Turtle Woman said...

Elizabeth, why would adding women as bishops change anything in an institution like the episcopal church? You can't make significant changes within these institutions, and I don't know why lesbian clerics would be fooled into believing this either. Just like lesbian marriages are going to destroy lesbian community... marriage is about conformity, about immitating, not changing.
Change and innovation come from completely outside these systems, but a lot of times the changers then become successful, and then they conform too. It's why Mary Daly, who actually WALKED OUT of Harvard Memorial Chapel is the real deal, and all the women who decided to get jobs inside the club are not radical at all. Let me know when Mary Glasspool celebrates a huge mass for an all lesbian gathering. I'm not holding my breath.

Elizabeth Kaeton said...

Browe - I'm not in NY. I don't know your new bishop elect. I do know that he seems to have won fair and square. The best anyone can do at this point is to pray daily, prepare for the worst and hope for the best.

Elizabeth Kaeton said...

TW -I am not a lesbian separatist so while I hear your point, I don't share it. I have seen changes in the past 25 years of my ordination that I think are directly attributable to having ordained women in church.

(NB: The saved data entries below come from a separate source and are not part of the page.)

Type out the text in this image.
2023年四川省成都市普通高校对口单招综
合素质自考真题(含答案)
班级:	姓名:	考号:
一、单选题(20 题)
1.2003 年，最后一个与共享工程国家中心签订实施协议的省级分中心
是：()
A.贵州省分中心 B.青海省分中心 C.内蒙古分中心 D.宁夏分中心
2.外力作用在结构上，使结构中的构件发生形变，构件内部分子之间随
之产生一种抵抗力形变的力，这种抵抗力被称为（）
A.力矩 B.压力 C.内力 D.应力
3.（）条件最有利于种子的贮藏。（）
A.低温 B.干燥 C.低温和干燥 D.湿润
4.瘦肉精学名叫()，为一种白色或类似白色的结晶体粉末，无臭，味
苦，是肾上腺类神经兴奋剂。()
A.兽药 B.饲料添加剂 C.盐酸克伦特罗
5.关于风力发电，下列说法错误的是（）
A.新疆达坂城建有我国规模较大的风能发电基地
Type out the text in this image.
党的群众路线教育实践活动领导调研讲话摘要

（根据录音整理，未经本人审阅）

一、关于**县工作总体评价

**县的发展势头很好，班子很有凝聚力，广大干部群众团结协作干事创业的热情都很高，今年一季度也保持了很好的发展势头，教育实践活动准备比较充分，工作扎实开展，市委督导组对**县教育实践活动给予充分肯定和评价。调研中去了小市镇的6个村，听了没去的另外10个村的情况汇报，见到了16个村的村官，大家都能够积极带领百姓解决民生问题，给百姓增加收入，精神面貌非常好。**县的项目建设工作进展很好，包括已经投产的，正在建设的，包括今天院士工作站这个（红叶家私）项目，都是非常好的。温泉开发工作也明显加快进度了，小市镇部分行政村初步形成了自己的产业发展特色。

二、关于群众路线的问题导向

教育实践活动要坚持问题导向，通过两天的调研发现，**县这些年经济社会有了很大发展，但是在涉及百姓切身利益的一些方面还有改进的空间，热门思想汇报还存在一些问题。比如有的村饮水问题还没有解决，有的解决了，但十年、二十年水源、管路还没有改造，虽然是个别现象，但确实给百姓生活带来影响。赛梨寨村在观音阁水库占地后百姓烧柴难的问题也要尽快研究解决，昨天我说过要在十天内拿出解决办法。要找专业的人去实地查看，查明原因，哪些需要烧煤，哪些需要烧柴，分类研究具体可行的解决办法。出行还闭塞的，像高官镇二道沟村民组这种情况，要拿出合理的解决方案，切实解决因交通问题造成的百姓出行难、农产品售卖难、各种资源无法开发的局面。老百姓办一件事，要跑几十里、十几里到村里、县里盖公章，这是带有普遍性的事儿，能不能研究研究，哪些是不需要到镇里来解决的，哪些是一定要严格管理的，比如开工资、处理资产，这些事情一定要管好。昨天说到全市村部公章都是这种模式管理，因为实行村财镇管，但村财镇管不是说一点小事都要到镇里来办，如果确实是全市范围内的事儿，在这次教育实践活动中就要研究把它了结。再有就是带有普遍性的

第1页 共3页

Not as much as I'd like to see, but much more than I expected.

Turtle Woman said...

Actually, I really do want to know what changes to the Episcopal church really did signify a change in patriarchal structure. Cosmetic changes, but the foundation really is about a text that was written thousands of years ago, in which women weren't the writers. This is the problem.
Patriarchy is about adding women and stirring, the existing system is not about to change Elizabeth. I know you want to believe this, but this is not radical thinking, it is simply liberalism. The Episcopal church is not BP, and it doesn't manufacture drones, but it is based on a male authored text, in which males believe in a male god. Since other books aren't used as the foundation, you're kind of stuck with what you've got.
Liberal but not radical.

Turtle Woman said...

P.S. I really would like to see all the lesbian clerics step up and create all lesbian services throughout the U.S. It would be a true woman centered innovation, and it would be a lesbian centered experience. I think that's the purpose of women getting into these power positions in the first place, to open new doors in new ways. What's so hard about this, and why is it scary? Well it would disrupt patriarchal assumptions, and it would center lesbians, and that IS RADICAL. So I'm going to challenge you to do that at least once in 2012... just putting it out there.

Elizabeth Kaeton said...

TW - I think the Episcopal Church is mostly liberal and has rarely been radical. That's the function of being an institution.

It is what it is.

Elizabeth Kaeton said...

TW - Check out CLOUT. Christian Lesbians Out (United Together).

susankay said...

Elizabeth -- I am almost serious. Stepson working for a UCC sponsored homeless outreach in Albuquerque. They devote WAY more attention/money/commitment to feeding/housing/healing than we do who have to support a hierarchy. I may need some comments to help me support my committment to TEC.

Elizabeth Kaeton said...

Susankay - I understand. Absolutely. At my last.... assignment.... we spent at least four times as much on Building, Grounds and Maintenance than we did on "Outreach". It was Highly Distressing for me and several others in the congregation.

fthrnick said...

I am a reader of this blog who doesn't usually comment on posts. After reading the comments here, it occurs to me that this conference in Richmond in February 2012 might be of interest to some other readers. The friend who invited me indicated that men were welcome at the session Krista Tippett will offer on Friday, 2/17/12, which suggests to me that the rest of the time is intended for women only. I have no vested interest in the conference, other than supporting a friend who is involved in running it.
I would suggest that The Rev. Ann Dieterle of St. James's Episcopal, Richmond, is a good contact for any with further questions. (

--Nick Szobota, Christ Episcopal Church, West River, MD.

Elizabeth Kaeton said...

Thanks, Nick. Sounds very interesting.